OK, we’re back! Log in as admin now.
[!] Note: for next step you should be logged in as regular user (admin in our case)!
Honestly, now we just follow Rocket Pool manual from
https://medium.com/rocket-pool/rocket-pool-v2-5-beta-node-operators-guide-77859891766b
and see how it works for our Debian 10 VPS.
curl -L https://github.com/rocket-pool/smartnode-install/releases/latest/download/rocketpool-cli-linux-amd64 --create-dirs -o ~/bin/rocketpool && chmod +x ~/bin/rocketpool
What this does.. Emmm.. It creates a bin (like binaries) directory in our home directory (/home/admin/bin) and downloads rocketpool executable here (and makes it actualy executable) - to simplify things. Output should look like this:
Now we should restart terminal, so changes (i.e. paths to executables) take effect (so we can use command rocketpool instead of /home/admin/bin/rocketpool all the time, linux doesn’t forgive on this one, for security reasons). You can do that by right-clicking top of the window again and Duplicate Session. You login as admin and close the original window later.
[!] Note: You, copy-paster, reading important notes only, restart terminal..
Now we can try typing rocketpool to terminal, we should see logo and some executable usage info.
rocketpool
Yeaah, it works.. Great.. What’s next in manual.. Service install. Now, we have to do some harmless sudo command first.. Point is, when we first use sudo in session, it asks for password (we don’t want that during rocketpool service automatic installation) and on first ever use it displays some educational stuff.. meh.. So let’s run:
sudo apt update
Type in our regular user’s (admin’s) password and continue.. Now we know our system is up to date (no shit Sherlock) and we can proceed to rocketpool installation:
rocketpool service install
That installs needed components (docker, dependancies, service itself, ..)

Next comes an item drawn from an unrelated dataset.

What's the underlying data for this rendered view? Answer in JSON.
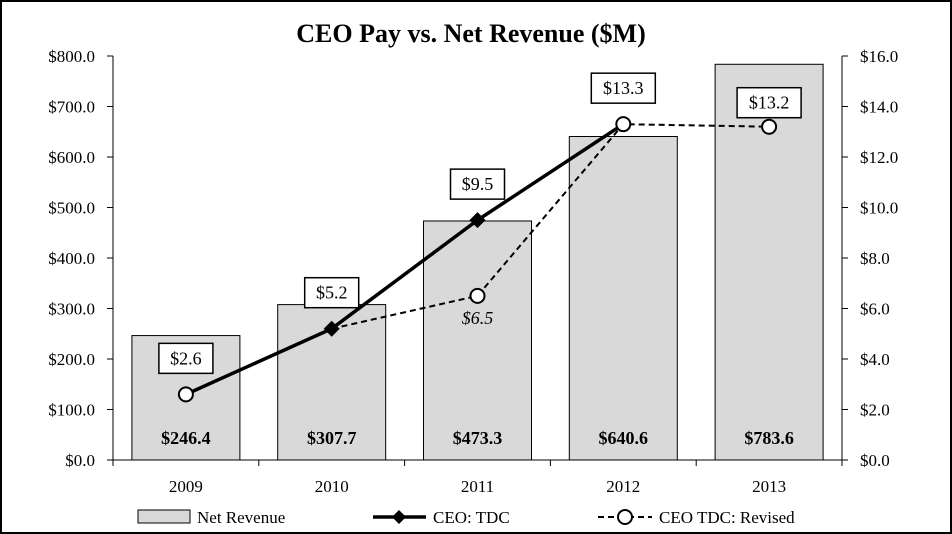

We confirm [y] to continue and watch things getting to work, output should look like this:
Nice! Let’s follow the instructions on display..
rocketpool service config
Client we want to run.. is going to be Geth in our case. For those who don’t know what’s going on, Geth is PoW chain client which will download whole blockchain. Luckily for us, only Goerli testnet blockchain for now. Infura does this for you, but you need registration, API key.. check the original manual, I’m lazy to explain (or to register on Infura). Then hit Enter, Enter and decide if you want some particular or random Eth2 client; I won Prysm (which I like more, so JACKPOT!!)
Great, now we can run our stack!! So.. rocketpool service start.. and..
EPIC FAIL!! And I can tell you why.. We did shitty job renaming the server. You can already see me going to edit (system config file = with sudo) hosts file, which is where system (and obviously docker of which the Rocket Pool node stack is being built) looks for name translations before asking DNS servers..
sudo mcedit /etc/hosts
Here we edit line with our public IP address so it contains only IP and our hostname.. like this:
F2, ESC, you know the drill..
[!] Note: Hey all, let’s restart terminal again! Trust me, do it..
And now, fingers crossed..
rocketpool service start
OMG, OMG, it’s happening.. !!
These green dones mean it runs! You can check with following commands:
rocketpool service status
for running services..
rocketpool service stats
here we see system resources; we quit with Ctrl+C..
rocketpool service logs eth1
rocketpool service logs eth2
..to see logs from eth1 and eth2 clients.. meaning sync status.. Ctrl+C to quit again..
rocketpool service logs
..for merged log from all components of RP stack.
You can see ETH2 is going to take some hours.. or days.. So we have time :). In next chapters we’ll look how to finish node setup step by step and how should it look like on screen; we’ll monitor server resources, secure it a bit and later I’ll try to add manual for people who want to try node on some old hardware (so they’ll have to install and configure Debian themselves, Contabo won’t do that for them).